Vervoer claims shed new light on lawsuit against Goldman Sachs AM
EUROPE - Dutch transport pension fund Vervoer has accused Goldman Sachs Asset Management (GSAM) of multiple breaches of contract when the asset manager served as its fiduciary manager in 2006, according to two claims filed recently with the UK High Court.
The 50-page document, filed with the Commercial Court, provide further details on a number of the pension fund's grievances with the asset manager.
GSAM has dismissed the claims, saying they were "brought with the benefit of hindsight" and involved investments that had been made in "extremely difficult and unpredictable markets".
The claimants - Stichting Bedrijfstakpensioenfonds Voor het Beroepsvervoer Over de Weg, Stichting Bewaar Beroepsvervoer and Stichting Beheer Beroepsvervoer - last month filed a €250m lawsuit regarding GSAM's oversight of an alpha LIBOR investment vehicle and Vervoer's global high-yield bond portfolio.
In the first claim, Vervoer contends that GSAM caused €349m to be invested in a portable alpha structure managed by US-based Grantham, Mayo, Van Otterloo & Co.
Vervoer says the portable alpha structure "wholly unsuitable" for its stated aim of achieving a "modest return" above that of an investment in European government bonds.
GSAM, which is still preparing its defence, maintains that the manager selections were appropriate and in accordance with the mandate's specific requirements.
But Vervoer argues that the 'cash-management fund' component of the portable alpha structure, whose "purported purpose" had been to generate returns similar to the interest on cash, had in fact been highly illiquid and "substantially invested" in mortgage-backed and other asset-backed securities.
It also points out that the portable alpha structure comprised investment in two hedge funds, which were themselves invested in the same 'cash-management fund', thereby "increasing and concentrating unsuitable exposure".
"Such an investment," it adds in its claims, "gave rise to a number of plain risks, which were exacerbated by the sub-prime crisis, which was already underway."
Vervoer claims GSAM made the investment without due care and failed to recognise the portable alpha structure's alleged unsuitability, or act in any way to mitigate the impact of the sub-prime crisis.
"Indeed," it says, "as this crisis deepened, the structure's asset manager even increased Vervoer's exposure … without GSAM having sought in any way to prevent this."
Lastly, it points out that GSAM "eventually" decided in October 2008 to withdraw the scheme's investments in the fund, but took more than two years to complete that liquidation, in December 2010.
For its part, GSAM pointed out that it had been appointed by Vervoer to select a pool of assets only in accordance with the pension fund's overall strategic asset allocation.
"We were not responsible for determining the overall strategic asset allocation of Vervoer's portfolio, which was exclusively their responsibility," it said.
"Nor were we responsible for selecting specific investments, which external asset managers did."
The asset manager also argued that Vervoer's sub-prime exposure had been at the discretion of Grantham, Mayo, Van Otterloo & Co, which operated the investment funds.
"GSAM pointed out that the external manager selection was appropriate and in accordance with the mandate's specific requirements and that it had no influence or involvement with GMO's trading decisions," it said.
In Vervoer's second claim, the pension fund argues that GSAM negligently failed to increase its allocation to global high-yield bonds.
It says it instructed the asset manager to increase its allocation from November 2008, but that no new investment was made until mid-April 2009, with funding thereafter being "unnecessarily protracted", and "substantial" investments continuing to be made until as late as October 2009.
Vervoer also claims that GSAM "held itself out" as a fiduciary manager that could implement asset allocation changes quickly and efficiently.

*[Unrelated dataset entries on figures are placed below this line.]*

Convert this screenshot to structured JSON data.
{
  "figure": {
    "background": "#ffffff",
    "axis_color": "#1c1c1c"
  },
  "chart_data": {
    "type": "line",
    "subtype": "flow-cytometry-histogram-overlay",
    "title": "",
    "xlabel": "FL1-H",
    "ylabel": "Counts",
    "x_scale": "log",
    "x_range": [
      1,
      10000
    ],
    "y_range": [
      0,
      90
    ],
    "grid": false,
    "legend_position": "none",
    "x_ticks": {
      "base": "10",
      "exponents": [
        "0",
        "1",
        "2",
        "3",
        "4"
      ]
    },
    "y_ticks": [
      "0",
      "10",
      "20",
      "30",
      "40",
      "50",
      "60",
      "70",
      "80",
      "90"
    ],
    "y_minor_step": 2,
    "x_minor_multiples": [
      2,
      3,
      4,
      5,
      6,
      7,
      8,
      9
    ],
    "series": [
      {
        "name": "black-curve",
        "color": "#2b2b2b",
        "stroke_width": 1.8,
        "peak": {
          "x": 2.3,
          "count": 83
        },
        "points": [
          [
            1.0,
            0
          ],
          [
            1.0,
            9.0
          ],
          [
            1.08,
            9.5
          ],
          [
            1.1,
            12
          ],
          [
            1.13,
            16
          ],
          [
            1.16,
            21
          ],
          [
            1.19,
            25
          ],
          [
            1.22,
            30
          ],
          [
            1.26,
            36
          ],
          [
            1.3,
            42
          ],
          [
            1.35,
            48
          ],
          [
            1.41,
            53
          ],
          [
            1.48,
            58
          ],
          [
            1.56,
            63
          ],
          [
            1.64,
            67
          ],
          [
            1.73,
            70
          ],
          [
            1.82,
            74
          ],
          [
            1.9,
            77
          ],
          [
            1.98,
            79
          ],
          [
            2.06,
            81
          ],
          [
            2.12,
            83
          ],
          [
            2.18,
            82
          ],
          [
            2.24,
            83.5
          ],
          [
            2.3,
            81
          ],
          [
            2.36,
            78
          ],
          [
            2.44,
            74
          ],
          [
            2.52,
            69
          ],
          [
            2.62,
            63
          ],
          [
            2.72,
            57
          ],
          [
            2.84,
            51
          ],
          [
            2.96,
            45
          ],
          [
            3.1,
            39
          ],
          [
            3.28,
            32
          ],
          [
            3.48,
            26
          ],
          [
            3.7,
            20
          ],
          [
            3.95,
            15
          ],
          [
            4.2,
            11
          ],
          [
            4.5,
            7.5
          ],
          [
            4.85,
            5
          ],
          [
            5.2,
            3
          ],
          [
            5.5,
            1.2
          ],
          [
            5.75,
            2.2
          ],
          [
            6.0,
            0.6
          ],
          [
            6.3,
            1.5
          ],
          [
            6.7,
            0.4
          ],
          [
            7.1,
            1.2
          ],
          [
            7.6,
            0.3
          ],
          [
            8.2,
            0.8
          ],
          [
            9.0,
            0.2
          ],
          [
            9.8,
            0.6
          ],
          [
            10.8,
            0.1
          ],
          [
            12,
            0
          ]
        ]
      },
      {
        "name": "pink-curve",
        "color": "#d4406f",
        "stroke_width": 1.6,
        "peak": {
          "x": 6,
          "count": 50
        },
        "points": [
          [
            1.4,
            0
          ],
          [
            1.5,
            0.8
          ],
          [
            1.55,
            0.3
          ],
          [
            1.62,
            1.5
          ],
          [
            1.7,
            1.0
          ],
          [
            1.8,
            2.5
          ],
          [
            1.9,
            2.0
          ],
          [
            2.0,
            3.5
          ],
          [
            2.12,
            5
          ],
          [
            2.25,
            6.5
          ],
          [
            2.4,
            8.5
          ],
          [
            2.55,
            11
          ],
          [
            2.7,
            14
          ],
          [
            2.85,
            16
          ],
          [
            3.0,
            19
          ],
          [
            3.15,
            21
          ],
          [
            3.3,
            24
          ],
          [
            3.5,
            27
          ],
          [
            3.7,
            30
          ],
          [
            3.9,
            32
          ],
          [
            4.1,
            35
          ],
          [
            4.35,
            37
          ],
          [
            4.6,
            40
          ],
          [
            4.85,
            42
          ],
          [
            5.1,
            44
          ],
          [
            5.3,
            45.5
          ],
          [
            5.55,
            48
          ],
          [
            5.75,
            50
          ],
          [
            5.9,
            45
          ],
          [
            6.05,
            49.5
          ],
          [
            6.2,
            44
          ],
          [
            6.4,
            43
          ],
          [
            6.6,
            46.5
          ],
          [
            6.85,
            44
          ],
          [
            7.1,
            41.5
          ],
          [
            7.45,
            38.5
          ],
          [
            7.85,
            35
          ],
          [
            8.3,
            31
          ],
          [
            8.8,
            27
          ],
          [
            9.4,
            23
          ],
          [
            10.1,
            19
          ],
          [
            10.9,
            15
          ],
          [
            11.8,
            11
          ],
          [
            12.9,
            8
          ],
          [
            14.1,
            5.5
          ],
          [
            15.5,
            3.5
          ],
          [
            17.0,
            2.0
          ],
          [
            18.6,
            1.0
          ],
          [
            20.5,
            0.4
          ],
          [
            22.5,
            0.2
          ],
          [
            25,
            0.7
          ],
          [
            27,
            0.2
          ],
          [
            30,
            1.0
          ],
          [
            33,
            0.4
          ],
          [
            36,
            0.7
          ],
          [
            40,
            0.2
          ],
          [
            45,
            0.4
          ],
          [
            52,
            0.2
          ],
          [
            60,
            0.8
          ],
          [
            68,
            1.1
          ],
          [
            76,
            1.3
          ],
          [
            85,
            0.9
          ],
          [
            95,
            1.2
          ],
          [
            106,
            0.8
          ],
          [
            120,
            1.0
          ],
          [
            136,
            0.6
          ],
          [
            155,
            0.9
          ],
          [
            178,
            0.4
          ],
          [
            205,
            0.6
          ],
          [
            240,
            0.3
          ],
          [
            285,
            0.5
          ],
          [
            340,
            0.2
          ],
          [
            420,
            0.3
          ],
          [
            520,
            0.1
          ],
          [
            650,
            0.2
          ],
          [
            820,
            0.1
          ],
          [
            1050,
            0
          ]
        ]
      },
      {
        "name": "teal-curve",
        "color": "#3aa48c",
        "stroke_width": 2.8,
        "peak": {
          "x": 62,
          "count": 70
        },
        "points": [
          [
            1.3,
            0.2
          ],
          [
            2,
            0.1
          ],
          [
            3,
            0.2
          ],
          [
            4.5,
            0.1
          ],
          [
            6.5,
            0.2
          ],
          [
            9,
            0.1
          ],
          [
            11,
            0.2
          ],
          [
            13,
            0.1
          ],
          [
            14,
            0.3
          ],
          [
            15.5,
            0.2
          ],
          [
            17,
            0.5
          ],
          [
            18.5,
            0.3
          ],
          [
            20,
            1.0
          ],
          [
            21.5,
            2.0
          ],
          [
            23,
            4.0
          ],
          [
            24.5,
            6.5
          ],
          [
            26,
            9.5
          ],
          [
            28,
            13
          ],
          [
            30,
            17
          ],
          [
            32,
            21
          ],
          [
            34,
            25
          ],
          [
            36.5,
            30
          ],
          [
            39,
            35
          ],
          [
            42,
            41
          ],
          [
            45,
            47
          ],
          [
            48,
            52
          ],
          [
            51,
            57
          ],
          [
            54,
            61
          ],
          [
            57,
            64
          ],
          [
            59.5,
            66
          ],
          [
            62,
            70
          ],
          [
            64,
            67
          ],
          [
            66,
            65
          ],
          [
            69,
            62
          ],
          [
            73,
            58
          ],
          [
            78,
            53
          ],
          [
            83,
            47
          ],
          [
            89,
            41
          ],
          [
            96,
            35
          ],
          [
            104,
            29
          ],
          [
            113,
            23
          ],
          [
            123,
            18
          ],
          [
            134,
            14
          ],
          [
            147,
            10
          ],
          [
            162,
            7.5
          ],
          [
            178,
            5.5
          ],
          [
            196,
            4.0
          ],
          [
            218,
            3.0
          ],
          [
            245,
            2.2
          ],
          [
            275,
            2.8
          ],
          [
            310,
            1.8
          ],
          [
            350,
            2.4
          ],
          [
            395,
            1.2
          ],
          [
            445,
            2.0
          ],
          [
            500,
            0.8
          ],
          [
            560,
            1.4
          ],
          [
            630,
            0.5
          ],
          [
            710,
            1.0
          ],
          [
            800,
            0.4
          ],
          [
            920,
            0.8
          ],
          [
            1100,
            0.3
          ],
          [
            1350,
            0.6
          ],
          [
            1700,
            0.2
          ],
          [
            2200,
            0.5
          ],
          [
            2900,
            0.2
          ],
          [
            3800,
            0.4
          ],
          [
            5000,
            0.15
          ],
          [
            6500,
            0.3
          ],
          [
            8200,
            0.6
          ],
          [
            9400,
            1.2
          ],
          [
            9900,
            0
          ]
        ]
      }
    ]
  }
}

As evidence of this, the company allegedly cited a comprehensive system for identifying managers (in advance) that would be able to accept new funds, as well as a "bench" of back-up managers.
Vervoer contends that GSAM did not, in fact, maintain any such bench, and that the company repeatedly gave the pension fund and its transition manager BlackRock "highly misleading" reports on its actual and expected progress in appointing global high-yield managers.
It says GSAM "repeatedly suggested that such appointments and funding were shortly anticipated, whereas in fact there existed little or no prospect of this occurring."
GSAM, however, pointed out that the high-yield market had become extremely illiquid at the time and argued that it was impossible to invest the sums Vervoer had allocated as quickly as the scheme wanted.
"Time was required to engage with, and fully assess, the suitability of potential external asset managers, even more so in the market environment at the time," it said.
"This is standard practice when recommending high-yield strategies."
GSAM has said repeatedly that it acted prudently and complied with its mandate, and that the claims are without merit.
Its defence is expected to be filed with the UK High Court in the coming weeks.